La conception classique du rôle des
individus dans le champ politique se trouve ainsi
considérablement modifiée et les règles politiques
sont bouleversées: certaines grandes organisations se posent
en rivales du pouvoir, au point que les nouveaux partis de masse
menacent l'équilibre antérieur. Désormais, les
assemblées législatives sont structurées à
partir des forces politiques, et le fonctionnement du pouvoir est
soumis au jeu des coalitions. Aussi, le pluralisme des opinions
est une règle de gouvernement qui va, dans certaines
circonstances, fragiliser le pouvoir.
La transformation du pouvoir
Les démocraties libérales se caractérisent
à l'heure actuelle par la multiplication des
organisations politiques, sociales et économiques. La
société démocratique se structure en groupes
d'intérêts qui médiatisent presque
complètement les rapports des individus au pouvoir.
Parallèlement, la croissance du rôle de l'Etat
semble avoir atteint ses limites.
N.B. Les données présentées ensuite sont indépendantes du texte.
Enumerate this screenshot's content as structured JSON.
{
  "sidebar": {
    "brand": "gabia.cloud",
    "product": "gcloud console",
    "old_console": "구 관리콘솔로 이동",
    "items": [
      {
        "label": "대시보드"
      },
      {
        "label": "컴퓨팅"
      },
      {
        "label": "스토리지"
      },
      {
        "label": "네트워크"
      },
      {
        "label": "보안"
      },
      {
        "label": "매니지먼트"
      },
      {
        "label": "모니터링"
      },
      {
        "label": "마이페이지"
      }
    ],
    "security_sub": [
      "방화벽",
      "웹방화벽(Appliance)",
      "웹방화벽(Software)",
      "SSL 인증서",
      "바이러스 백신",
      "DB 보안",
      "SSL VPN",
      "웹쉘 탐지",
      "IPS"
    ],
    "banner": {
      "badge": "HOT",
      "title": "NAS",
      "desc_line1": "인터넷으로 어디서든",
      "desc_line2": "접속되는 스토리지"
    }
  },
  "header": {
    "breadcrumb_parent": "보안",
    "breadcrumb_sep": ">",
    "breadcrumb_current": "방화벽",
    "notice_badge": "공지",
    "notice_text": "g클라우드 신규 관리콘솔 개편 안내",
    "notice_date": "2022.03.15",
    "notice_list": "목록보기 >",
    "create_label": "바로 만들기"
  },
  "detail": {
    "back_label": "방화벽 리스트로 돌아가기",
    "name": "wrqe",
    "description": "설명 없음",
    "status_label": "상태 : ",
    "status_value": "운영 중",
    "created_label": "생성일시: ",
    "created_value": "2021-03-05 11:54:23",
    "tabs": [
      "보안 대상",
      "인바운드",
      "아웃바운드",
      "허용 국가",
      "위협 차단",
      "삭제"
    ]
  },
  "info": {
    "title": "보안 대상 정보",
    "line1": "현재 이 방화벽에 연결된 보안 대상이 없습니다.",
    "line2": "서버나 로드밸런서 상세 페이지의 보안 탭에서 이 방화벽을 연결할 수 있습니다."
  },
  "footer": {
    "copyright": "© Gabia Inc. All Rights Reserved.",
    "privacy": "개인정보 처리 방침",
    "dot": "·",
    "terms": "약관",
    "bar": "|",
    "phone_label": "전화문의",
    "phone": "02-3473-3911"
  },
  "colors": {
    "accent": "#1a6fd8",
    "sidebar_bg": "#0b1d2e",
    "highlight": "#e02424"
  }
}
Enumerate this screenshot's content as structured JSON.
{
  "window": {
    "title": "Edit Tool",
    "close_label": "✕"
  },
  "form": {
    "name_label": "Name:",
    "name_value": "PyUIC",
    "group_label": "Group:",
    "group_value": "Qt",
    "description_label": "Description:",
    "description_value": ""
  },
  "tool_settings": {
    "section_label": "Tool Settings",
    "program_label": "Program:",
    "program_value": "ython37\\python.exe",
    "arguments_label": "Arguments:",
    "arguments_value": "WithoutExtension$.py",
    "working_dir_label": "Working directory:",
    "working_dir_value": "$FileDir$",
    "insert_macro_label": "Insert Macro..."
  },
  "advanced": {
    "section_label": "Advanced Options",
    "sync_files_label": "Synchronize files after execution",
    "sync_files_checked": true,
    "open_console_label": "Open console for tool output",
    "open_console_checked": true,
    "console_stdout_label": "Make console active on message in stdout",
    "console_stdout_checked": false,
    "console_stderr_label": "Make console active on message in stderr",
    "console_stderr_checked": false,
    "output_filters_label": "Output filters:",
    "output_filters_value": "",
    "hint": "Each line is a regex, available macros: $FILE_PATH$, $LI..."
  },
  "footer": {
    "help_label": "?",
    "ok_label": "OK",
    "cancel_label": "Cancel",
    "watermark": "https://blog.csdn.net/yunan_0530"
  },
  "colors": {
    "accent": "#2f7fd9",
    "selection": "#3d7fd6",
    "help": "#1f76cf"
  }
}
Face à cette
évolution, certains proposent un retour aux sources du
libéralisme, c'est-à-dire à «moins
d'Etat».
Les associations comme
contre-pouvoir
Le rôle accru des organisations politiques et sociales
dans le jeu politique modifie les règles de la
démocratie. Les groupes s'érigent en
contre-pouvoirs et prennent leur autonomie vis-à-vis du
pouvoir politique, sur lequel ils agissent directement en
négociant avec les gouvernants au nom des intérêts
de leurs membres. La démocratie tend ainsi à se
transformer en un vaste ensemble d'organisations
corporatistes, où la puissance remplace la
légitimité. Dans ce cadre, la décision politique
apparaît moins comme le résultat d'une
délibération que comme le fruit de la mise en
œuvre d'un réseau de clientèles, et d'une
négociation entre les partenaires publics et les groupes
d'intérêts. En somme, les associations les plus
puissantes tentent - et elles y parviennent souvent -
d'imposer leur volonté. Cette crise du pouvoir traverse
toutes les démocraties occidentales et donne lieu,
paradoxalement, à la reconstitution de féodalités
au sein de la société démocratique, modifiant le
sens initial du pluralisme et de la légitimité
politique.
La technocratie
Alors que le renforcement de l'Etat depuis le
début du XIX
e
siècle avait contribué
à accroître le rôle du gouvernement et de
l'administration, le pouvoir technocratique, dans les Etats
de la fin du XXe siècle, a tendance à se
substituer aux élus. Les experts détiennent une place
toujours plus grande dans le processus de décision et
développent un réseau de relations avec les groupes
pour dégager des compromis. La négociation
contractuelle risque ainsi de remplacer systématiquement la
délibération, traditionnellement appelée à
réguler les intérêts conflictuels.
L'évolution de la
société démocratique se caractérise
également par la réduction de la participation
politique des citoyens, due en partie à la chute des
idéologies mobilisatrices, qui s'accompagne à son
tour d'une crise de légitimité des institutions
politiques. Ce «déficit démocratique» est
souvent comblé par une plus grande personnalisation du
pouvoir. A ce phénomène s'ajoute le coût des
campagnes électorales, qui mobilisent de plus en plus de
moyens financiers. Aussi le rôle excessif des moyens de
communication et de l'argent empêche-t-il souvent un
débat politique équitable.
La crise de l'Etat-providence
La crise de l'Etat-providence va de pair, depuis les
années 1970, avec la résurrection du
néolibéralisme. Ce phénomène s'explique
pour une grande part par le rôle toujours croissant de
l'Etat, bien qu'il devienne de plus en plus difficile de
financer son fonctionnement. Les budgets sont en crise et les
dépenses publiques sont devenues incontrôlables. Le
recours à des mesures d'économie ponctuelles pour
assurer la survie d'un Etat devenu tentaculaire
n'étant pas une solution suffisante, certains
théoriciens néolibéraux (Hayek, Rawls) estiment
que l'Etat doit s'effacer pour que la société
civile retrouve le jeu normal des relations libres.
Les graves difficultés auxquelles
sont confrontées les démocraties libérales imposent
ainsi une nouvelle réflexion sur l'équilibre
nécessaire entre la liberté individuelle et la
solidarité des citoyens. Cependant, comme en témoigne la
chute du système communiste en 1990, quelles que soient
les difficultés présentes, les valeurs démocratiques
demeurent la principale référence de toute
société qui se réclame de la liberté.